In France, as in the Netherlands, BPYV caused very significant damage to lettuce crops under cover, as long as it was not possible to implement prophylactic measures adapted to its biology and its disease. epidemiology. Currently, the impact of this virus on salads has decreased considerably. The most serious outbreaks occur in cases of lettuce / cucumber rotations. The latter host is very susceptible to both greenhouse whitefly and virus; significant losses are sometimes observed as a result of such rotations.

In Spain, its real impact is difficult to assess compared to other "clostero-like" and Criniviruses responsible for yellows in lettuce, such as cucurbits. On this last family, it is considered today as a serious virus in the United States and in Asia.

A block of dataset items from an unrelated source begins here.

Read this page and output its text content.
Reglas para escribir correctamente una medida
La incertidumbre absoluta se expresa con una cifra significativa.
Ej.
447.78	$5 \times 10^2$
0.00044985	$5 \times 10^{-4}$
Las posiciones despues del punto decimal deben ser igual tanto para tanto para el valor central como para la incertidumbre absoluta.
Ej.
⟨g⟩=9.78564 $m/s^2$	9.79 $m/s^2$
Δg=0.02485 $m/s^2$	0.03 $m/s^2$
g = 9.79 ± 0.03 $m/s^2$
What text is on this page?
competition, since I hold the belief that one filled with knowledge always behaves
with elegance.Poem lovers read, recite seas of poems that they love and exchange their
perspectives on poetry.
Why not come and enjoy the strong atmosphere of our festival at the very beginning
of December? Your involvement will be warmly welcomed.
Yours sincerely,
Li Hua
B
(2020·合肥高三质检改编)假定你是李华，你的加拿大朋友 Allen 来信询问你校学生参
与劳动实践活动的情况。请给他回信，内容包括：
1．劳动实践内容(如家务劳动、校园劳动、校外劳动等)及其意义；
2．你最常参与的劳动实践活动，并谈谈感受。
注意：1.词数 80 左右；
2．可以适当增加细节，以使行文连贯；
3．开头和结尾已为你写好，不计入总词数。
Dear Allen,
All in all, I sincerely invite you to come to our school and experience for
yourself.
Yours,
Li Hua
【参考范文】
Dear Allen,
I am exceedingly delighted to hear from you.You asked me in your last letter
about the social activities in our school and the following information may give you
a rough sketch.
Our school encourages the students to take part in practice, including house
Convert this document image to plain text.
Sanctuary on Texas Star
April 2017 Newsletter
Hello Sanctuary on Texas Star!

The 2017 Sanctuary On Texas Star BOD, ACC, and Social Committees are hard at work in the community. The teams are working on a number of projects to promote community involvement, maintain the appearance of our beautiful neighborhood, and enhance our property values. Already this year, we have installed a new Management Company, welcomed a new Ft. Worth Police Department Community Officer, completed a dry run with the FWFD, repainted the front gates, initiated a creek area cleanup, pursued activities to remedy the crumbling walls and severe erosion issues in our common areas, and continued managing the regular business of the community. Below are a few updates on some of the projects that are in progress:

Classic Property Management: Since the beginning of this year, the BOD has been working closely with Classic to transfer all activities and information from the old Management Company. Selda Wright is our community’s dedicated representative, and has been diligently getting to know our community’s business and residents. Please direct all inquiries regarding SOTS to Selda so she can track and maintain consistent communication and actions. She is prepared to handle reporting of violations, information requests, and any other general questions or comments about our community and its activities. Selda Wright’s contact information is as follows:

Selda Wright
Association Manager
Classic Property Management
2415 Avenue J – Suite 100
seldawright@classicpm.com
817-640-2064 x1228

Its wide host range and the difficulty of controlling its vector, which ranges from one culture to another, make it a high-risk virus, especially on salads.

Figure 1

BPYV is currently located in the Closterovirus or “clostero-like” genus (Figure 1); but further molecular studies could locate it in the genus Crinivirus. Although it was first isolated in 1965, it is still incompletely characterized. Located in phloem cells, BPYV is not mechanically transmissible. It is very difficult to purify and routine diagnostic tools are still currently unavailable. It is now well accepted that viruses previously described as Cucumber yellows virus, Muskmelon yellows virus, Melon yellows virus, Cucumber infectious chlorosis virus and Cucumber chlorotic spot virus were, in fact, isolates or strains of BPYV.